The Science Behind Projector Lamps
High Intensity Discharge
A High Intensity Discharge Projector lamps are technically called High Intensity Discharge (HID) lamps because they produce light from a relatively small intense electrical discharge (compared with the larger discharge in a fluorescent lamp).
A natural phenomenon
We have all seen the technology involved in discharge lighting occur in the natural world. When the high voltage that builds up in storm clouds discharges itself through the air to the ground, the electrical current rushes through the atmosphere, exciting nitrogen atoms along the way. And the result? Lightning.
You may remember from high school chemistry lessons that when ordinary salt is sprinkled on a candle, a bright orange flame is produced. The intense heat excites the sodium atoms to give out this characteristic coloured light. When scientist first saw this, they started to investigate the ability of other metals to produce visible light. Mercury was one of these metals, and it was found suitable for high intensity discharge lighting due to its high vapor pressure and increased emission in the visible light spectrum.
The origin of the metal halide lamp
Projector lamps are further classified into the group "Mercury Halide Lamps", which were invented in 1962 by Dr. Gilbert H. Reiling. All metal halide lamps give a good distribution of the three primary colours so that they produce white light that can be as good as natural daylight in terms of colour rendering.
During their operation, light is generated from the excitation of mercury atoms in an electrical discharge between two electrodes, through argon gas.
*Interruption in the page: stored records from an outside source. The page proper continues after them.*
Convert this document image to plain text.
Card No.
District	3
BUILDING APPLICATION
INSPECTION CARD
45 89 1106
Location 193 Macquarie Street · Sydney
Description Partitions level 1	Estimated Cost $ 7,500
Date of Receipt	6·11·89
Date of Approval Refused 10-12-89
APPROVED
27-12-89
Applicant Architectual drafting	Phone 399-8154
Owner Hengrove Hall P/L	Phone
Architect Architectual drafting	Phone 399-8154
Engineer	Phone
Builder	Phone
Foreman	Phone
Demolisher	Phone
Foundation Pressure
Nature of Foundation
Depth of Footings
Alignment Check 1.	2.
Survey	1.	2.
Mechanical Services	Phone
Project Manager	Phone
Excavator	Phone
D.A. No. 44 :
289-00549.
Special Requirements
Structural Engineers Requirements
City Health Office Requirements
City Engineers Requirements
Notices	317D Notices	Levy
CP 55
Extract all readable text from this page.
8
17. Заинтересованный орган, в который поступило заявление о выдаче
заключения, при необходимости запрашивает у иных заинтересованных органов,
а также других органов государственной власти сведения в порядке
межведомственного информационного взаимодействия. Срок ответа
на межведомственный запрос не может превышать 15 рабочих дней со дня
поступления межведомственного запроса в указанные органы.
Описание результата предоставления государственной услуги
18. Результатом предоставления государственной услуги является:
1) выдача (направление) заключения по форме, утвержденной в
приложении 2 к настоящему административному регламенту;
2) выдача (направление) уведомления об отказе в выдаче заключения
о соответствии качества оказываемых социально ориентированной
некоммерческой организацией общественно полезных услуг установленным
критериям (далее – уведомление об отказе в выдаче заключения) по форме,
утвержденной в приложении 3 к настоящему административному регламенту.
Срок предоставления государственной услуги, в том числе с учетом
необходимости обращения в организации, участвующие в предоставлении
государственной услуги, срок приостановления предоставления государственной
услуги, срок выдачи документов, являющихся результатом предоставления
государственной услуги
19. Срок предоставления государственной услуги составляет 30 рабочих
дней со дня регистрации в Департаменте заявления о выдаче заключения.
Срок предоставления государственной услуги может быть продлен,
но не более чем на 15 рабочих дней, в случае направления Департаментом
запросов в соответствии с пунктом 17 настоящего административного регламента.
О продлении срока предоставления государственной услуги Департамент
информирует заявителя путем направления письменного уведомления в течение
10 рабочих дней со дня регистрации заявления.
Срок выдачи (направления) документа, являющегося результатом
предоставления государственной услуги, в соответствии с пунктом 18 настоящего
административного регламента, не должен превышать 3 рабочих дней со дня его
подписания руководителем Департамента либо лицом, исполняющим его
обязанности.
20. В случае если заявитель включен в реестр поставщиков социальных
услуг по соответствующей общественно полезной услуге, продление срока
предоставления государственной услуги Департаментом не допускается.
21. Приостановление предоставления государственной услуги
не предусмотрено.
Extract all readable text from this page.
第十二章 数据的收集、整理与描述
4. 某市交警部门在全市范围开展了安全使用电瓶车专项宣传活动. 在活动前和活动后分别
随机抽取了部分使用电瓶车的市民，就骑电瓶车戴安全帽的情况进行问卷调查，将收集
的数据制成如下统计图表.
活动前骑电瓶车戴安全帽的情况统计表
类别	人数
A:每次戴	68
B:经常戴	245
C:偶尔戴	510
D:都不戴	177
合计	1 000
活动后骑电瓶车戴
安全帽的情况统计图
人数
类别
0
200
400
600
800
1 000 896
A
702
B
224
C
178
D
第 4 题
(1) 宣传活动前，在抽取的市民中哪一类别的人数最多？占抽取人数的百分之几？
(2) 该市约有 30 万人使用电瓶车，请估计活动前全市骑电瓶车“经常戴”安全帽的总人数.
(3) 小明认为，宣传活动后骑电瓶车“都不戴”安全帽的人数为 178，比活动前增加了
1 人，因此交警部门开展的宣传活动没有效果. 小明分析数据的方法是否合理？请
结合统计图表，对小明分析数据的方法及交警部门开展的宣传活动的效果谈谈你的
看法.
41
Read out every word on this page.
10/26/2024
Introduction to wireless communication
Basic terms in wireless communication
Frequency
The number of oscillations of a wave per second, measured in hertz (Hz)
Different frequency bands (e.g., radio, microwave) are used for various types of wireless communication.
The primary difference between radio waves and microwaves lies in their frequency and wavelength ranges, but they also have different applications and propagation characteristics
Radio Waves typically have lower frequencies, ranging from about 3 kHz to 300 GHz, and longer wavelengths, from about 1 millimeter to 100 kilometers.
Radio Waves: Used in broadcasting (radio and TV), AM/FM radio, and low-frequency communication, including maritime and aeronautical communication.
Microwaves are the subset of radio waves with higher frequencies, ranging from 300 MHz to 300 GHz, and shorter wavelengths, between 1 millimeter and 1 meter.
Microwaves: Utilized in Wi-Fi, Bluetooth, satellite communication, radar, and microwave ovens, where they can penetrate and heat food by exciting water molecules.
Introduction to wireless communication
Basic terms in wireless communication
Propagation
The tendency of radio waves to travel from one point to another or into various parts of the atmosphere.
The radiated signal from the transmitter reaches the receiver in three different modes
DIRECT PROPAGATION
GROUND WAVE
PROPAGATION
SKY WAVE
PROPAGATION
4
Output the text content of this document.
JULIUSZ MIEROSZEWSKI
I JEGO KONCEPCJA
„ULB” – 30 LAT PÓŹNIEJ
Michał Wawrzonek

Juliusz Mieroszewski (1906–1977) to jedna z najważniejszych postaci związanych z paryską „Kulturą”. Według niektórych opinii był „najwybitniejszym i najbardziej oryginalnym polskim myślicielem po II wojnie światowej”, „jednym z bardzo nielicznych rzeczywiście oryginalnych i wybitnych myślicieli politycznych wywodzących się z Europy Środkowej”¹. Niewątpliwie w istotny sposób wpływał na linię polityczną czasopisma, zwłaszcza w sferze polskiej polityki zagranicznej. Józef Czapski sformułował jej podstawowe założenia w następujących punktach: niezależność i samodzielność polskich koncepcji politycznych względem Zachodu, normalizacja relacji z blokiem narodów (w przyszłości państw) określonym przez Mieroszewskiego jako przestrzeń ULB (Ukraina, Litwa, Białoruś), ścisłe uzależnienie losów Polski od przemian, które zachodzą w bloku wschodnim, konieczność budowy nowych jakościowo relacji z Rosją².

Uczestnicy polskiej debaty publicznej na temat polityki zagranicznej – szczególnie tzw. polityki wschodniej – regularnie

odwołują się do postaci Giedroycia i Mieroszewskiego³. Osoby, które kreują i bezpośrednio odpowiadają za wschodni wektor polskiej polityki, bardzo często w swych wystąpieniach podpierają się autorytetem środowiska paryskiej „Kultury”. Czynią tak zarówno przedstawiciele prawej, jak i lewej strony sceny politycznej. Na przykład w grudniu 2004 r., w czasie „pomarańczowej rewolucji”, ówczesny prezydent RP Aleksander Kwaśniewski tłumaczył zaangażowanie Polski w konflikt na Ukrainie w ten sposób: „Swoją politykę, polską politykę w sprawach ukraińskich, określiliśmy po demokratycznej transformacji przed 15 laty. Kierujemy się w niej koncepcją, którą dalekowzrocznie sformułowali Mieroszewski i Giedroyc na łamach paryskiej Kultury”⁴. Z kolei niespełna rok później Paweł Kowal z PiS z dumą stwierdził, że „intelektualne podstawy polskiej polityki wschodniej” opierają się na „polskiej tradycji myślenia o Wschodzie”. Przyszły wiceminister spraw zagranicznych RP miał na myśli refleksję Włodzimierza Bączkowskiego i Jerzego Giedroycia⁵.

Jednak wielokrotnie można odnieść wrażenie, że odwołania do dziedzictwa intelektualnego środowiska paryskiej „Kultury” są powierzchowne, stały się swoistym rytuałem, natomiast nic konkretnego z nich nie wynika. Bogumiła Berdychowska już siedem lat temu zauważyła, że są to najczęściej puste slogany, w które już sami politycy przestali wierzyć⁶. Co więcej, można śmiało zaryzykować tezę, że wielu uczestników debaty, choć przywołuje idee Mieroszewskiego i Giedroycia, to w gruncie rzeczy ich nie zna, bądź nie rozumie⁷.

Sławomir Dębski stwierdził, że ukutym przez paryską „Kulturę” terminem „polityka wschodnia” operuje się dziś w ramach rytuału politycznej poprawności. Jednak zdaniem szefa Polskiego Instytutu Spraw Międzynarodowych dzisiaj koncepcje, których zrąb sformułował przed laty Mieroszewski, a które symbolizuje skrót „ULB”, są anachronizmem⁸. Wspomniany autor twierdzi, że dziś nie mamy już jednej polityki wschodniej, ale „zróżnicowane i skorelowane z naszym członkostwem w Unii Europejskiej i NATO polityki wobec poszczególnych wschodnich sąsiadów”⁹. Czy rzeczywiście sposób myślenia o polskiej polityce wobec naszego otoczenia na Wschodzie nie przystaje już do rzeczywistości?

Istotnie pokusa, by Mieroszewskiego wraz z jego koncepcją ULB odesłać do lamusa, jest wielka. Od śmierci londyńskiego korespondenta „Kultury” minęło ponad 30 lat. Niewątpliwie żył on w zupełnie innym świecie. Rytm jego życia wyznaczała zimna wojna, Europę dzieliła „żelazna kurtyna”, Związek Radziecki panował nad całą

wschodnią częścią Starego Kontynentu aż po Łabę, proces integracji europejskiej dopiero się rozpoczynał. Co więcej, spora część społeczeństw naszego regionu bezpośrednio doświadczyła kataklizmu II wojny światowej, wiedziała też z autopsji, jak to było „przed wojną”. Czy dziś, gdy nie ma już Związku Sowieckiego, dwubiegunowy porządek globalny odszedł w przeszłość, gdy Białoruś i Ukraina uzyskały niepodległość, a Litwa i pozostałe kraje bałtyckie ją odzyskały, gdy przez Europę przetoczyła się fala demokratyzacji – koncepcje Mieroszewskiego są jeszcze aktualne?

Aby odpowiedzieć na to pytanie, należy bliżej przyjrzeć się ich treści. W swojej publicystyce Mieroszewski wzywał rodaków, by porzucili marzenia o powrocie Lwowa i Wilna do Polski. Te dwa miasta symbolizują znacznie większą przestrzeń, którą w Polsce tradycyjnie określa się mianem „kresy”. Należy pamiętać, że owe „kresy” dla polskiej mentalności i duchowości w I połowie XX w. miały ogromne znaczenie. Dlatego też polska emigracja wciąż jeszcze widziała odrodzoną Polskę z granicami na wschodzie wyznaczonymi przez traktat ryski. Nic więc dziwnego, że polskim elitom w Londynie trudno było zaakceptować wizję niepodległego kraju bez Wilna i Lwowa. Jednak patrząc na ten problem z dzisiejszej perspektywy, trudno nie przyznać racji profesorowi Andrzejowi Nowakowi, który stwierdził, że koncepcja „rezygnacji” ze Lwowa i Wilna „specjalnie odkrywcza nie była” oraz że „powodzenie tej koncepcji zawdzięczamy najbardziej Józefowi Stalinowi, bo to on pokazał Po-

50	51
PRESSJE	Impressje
Halides are used because the metals themselves usually have too low a vapor pressure to participate in the discharge. Halides are vaporized much more readily and since they are much less reactive, corrosion is minimized.
Why so expensive?
People often get a shock when they see the price of a new projector lamp, expecting it to cost a similar amount to a fluorescent lamp. As described above, however, the technologies involved are different. Projector lamps operate at extreme temperatures and pressures, and high-grade quartz is often used to make the bulbs to ensure resistance to these stresses is achieved whilst providing a very high-quality light output. The mercury used inside the bulb is also costly, and in addition, during the manufacture of discharge lamps the bulb may be hand-blown to ensure precision.